Nil Yalter, 1980, Bidonville Istanbul, photographie argentique d’époque, texte manuscrit à la mine de plomb, collages, objets ©Betrand Michau, courtesy Galerie Berthet Aittouarès
Les thèmes de l’immigration et du déracinement ont toujours été présents, depuis lors, dans votre œuvre…
Je suis une citoyenne du monde. J’ai été interdite de séjour en Turquie pendant treize ans, de 1980, date du coup d’Etat militaire, à 1993. Je ne me sens, aujourd’hui, ni vraiment turque, ni française.
Comment êtes-vous parvenue à vous faire accepter par les travailleurs immigrés que vous montrez dans vos dessins, photographies argentiques et autres Polaroids ? À établir un climat de confiance avec eux, pour rendre compte de leurs conditions de vie ?

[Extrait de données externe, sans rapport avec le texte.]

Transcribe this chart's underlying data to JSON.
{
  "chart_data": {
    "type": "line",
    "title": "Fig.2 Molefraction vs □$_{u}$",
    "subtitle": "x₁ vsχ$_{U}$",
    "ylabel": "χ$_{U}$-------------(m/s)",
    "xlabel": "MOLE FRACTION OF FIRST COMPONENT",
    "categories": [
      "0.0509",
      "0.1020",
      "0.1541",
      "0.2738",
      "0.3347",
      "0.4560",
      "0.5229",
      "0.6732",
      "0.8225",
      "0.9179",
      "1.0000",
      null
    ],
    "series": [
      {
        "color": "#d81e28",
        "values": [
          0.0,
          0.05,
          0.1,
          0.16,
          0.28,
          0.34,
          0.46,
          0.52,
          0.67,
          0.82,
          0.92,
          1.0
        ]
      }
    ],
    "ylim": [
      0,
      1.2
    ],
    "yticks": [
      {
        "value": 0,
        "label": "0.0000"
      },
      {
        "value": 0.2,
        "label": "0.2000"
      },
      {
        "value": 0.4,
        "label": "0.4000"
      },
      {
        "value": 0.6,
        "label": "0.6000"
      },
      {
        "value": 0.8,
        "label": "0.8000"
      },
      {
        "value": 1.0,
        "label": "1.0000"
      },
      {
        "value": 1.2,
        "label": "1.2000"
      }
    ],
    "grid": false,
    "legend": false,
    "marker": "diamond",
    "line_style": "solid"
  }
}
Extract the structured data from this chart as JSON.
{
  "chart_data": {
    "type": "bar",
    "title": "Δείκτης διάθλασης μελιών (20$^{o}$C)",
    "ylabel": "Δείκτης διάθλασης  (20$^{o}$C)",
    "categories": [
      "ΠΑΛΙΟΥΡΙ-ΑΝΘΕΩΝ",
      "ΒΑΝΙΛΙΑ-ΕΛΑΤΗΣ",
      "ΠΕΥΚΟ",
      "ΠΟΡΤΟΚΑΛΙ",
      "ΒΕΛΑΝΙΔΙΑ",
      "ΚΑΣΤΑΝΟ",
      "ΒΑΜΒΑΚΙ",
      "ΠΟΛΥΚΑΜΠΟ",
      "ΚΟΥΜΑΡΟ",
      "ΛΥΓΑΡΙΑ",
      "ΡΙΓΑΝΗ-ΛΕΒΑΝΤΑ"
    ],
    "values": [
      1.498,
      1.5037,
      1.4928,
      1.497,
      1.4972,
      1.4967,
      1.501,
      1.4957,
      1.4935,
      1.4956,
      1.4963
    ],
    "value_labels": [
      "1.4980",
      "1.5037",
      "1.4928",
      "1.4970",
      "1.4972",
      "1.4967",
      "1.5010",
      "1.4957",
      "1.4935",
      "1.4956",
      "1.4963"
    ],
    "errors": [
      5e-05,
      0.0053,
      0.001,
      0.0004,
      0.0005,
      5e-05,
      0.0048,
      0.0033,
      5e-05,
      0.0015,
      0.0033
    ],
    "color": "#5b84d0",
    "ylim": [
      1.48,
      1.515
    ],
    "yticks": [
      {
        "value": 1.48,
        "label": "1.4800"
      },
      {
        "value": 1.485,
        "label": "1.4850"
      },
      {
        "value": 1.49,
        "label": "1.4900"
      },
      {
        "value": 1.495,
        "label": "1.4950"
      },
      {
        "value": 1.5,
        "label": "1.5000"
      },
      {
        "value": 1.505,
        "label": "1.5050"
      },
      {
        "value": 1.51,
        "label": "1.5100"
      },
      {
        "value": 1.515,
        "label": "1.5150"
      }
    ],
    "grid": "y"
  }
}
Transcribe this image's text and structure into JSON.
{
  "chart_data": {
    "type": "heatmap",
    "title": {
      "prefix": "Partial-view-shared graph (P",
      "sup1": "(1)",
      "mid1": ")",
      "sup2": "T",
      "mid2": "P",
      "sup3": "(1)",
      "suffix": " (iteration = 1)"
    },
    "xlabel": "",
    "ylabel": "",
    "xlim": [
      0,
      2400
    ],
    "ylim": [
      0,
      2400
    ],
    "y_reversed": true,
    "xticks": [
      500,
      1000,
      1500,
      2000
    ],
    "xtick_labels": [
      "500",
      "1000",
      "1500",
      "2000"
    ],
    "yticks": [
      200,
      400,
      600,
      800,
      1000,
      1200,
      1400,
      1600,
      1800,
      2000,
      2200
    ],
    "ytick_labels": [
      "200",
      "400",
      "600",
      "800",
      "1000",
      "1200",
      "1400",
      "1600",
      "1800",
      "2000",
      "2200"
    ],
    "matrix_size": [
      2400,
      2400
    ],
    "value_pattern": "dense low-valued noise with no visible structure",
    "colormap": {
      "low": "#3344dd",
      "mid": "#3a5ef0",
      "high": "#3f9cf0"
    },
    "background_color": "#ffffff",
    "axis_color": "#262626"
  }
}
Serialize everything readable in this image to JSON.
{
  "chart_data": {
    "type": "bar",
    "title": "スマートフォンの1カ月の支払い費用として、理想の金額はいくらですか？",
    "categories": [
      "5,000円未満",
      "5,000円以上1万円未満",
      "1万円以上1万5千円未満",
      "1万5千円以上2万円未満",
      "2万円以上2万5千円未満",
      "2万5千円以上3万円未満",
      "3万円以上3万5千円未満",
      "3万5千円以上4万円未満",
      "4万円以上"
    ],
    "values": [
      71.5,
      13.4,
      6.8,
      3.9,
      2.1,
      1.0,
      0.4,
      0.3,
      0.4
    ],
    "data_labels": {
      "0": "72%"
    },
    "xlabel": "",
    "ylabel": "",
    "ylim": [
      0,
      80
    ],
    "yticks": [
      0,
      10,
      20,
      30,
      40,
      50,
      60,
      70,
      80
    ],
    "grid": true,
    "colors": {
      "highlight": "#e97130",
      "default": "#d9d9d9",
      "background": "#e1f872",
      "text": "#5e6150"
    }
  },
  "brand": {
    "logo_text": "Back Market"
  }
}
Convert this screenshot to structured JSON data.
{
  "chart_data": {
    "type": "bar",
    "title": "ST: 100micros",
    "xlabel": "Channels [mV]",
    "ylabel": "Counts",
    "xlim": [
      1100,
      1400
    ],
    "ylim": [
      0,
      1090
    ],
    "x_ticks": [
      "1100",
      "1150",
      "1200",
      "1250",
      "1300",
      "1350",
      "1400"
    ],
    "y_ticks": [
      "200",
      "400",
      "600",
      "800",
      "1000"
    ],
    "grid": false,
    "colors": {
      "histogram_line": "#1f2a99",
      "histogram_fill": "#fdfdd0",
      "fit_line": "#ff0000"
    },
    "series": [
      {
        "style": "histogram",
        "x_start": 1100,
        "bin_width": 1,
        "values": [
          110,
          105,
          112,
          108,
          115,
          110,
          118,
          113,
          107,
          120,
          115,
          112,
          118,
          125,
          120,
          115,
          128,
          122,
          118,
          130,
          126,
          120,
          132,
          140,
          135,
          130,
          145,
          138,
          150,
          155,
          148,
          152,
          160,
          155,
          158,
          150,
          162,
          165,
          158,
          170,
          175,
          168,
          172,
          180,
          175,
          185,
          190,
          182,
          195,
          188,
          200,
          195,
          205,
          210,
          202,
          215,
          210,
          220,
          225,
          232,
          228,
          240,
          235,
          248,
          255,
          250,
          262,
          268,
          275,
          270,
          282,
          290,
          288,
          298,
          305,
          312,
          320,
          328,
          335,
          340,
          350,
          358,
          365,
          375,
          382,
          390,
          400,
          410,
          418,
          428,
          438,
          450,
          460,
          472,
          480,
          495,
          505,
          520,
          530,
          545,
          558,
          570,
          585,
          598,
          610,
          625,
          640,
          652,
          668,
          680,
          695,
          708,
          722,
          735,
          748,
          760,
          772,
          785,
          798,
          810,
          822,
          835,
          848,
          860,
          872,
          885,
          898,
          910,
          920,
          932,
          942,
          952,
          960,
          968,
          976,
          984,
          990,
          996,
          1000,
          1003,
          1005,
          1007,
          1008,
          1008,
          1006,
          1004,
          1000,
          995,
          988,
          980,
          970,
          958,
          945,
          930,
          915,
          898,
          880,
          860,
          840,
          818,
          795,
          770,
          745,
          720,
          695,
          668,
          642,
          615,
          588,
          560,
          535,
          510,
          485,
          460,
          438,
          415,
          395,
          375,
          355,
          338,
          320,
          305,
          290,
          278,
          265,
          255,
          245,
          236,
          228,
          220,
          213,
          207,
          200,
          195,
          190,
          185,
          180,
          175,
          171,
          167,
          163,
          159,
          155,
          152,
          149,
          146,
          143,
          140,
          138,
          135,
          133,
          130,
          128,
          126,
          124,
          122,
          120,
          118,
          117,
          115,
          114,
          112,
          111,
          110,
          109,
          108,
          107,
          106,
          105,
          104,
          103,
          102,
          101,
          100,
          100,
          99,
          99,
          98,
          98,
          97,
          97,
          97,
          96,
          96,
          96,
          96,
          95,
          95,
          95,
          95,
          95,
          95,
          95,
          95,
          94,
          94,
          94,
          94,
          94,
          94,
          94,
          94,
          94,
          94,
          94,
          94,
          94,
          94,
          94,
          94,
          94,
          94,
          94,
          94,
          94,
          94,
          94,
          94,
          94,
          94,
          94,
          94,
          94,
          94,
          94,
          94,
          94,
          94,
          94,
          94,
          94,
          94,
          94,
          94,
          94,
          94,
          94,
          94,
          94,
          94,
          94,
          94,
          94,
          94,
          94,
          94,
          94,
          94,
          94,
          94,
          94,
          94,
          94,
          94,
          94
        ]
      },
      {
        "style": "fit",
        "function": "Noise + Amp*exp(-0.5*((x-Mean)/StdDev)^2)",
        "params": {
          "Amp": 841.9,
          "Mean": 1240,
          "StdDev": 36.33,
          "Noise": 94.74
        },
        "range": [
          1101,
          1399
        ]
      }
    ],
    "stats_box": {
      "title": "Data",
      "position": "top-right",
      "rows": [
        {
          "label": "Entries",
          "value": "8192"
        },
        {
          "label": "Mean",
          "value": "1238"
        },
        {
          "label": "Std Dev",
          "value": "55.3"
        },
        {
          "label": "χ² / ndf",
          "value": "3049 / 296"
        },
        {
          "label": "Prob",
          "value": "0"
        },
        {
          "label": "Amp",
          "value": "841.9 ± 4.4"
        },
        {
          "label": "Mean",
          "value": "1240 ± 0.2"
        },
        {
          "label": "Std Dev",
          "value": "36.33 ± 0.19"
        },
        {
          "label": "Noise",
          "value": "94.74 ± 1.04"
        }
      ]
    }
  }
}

J’ai toujours travaillé avec des municipalités, avec celles de Corbeil-Essonnes, de Grigny et de Ris-Orangis notamment, avec des travailleurs sociaux et avec des sociologues, avec des gens qui prenaient en charge ces immigrés. Avant de les photographier ou de les filmer, il fallait les convaincre de l’intérêt du travail que j’allais faire.
Votre travail semble s’apparenter à celui d’un reporter…
Non. Je refuse ce terme. Ce n’est pas du reportage. C’est un travail d’archivage et de documentaire fait par une artiste.
Nil Yalter, The Headless Woman, 1974, vidéo en noir et blanc ©Nil Yalter, avec l’aimable autorisation de la galerie Berthet Aittouarès
Vous êtes connue et célébrée également pour vos vidéos. De laquelle êtes-vous la plus fière ?
De La Femme sans tête ou la Danse du ventre, une vidéo-performance de 24 minutes que j’ai réalisée, en une seule séquence, en 1974, en inscrivant sur mon ventre un texte de René Nelli extrait d’Érotique et civilisation, tout en me balançant au rythme d’une musique orientale. C’était une façon, pour moi, de revendiquer la réappropriation de ce corps dont les femmes ont été dessaisies. Le texte de René Nelli condamnait l’excision et célébrait la jouissance clitoridienne. En 1974, c’était un tabou de parler de clitoris. Les hommes étaient choqués. En fait, c’est toujours un tabou aujourd’hui.
C’est une vidéo que j’ai faite grâce à Dany Bloch, qui était en charge de la section vidéo de l’Arc-Musée d’art moderne de la ville de Paris. Elle a été montrée lors de la première manifestation dédiée à l’art vidéo en France, « Art vidéo : confrontation 74 » qui s’est tenue à l’Arc. Mes œuvres ont toujours été faites avec des bouts de ficelles. J’ai toujours tout fait moi-même. Je suis même arrivée, au début des années 2000, à me filmer moi-même dans des vidéos comme Lapidation. Mon engagement se traduisait aussi par des actions. Nous avions fondé, dans les années 1970, avec Mathilde et Esther Ferrer notamment, un groupe qui s’appelait « Les femmes en lutte ». Nous nous réunissons tous les quinze jours, en présence d’écrivaines, de peintres, d’intellectuelles, pour discuter de la situation de la femme artiste dans le milieu de l’art.
Continuez -vous de travailler aujourd’hui ?
Aujourd’hui, je travaille beaucoup sur ordinateur. Je ne peins plus et ne dessine plus depuis cinq ans. Je vis une période difficile en ce moment. J’ai perdu, il y a un an, mon compagnon, l’homme avec lequel je vivais depuis 45 ans.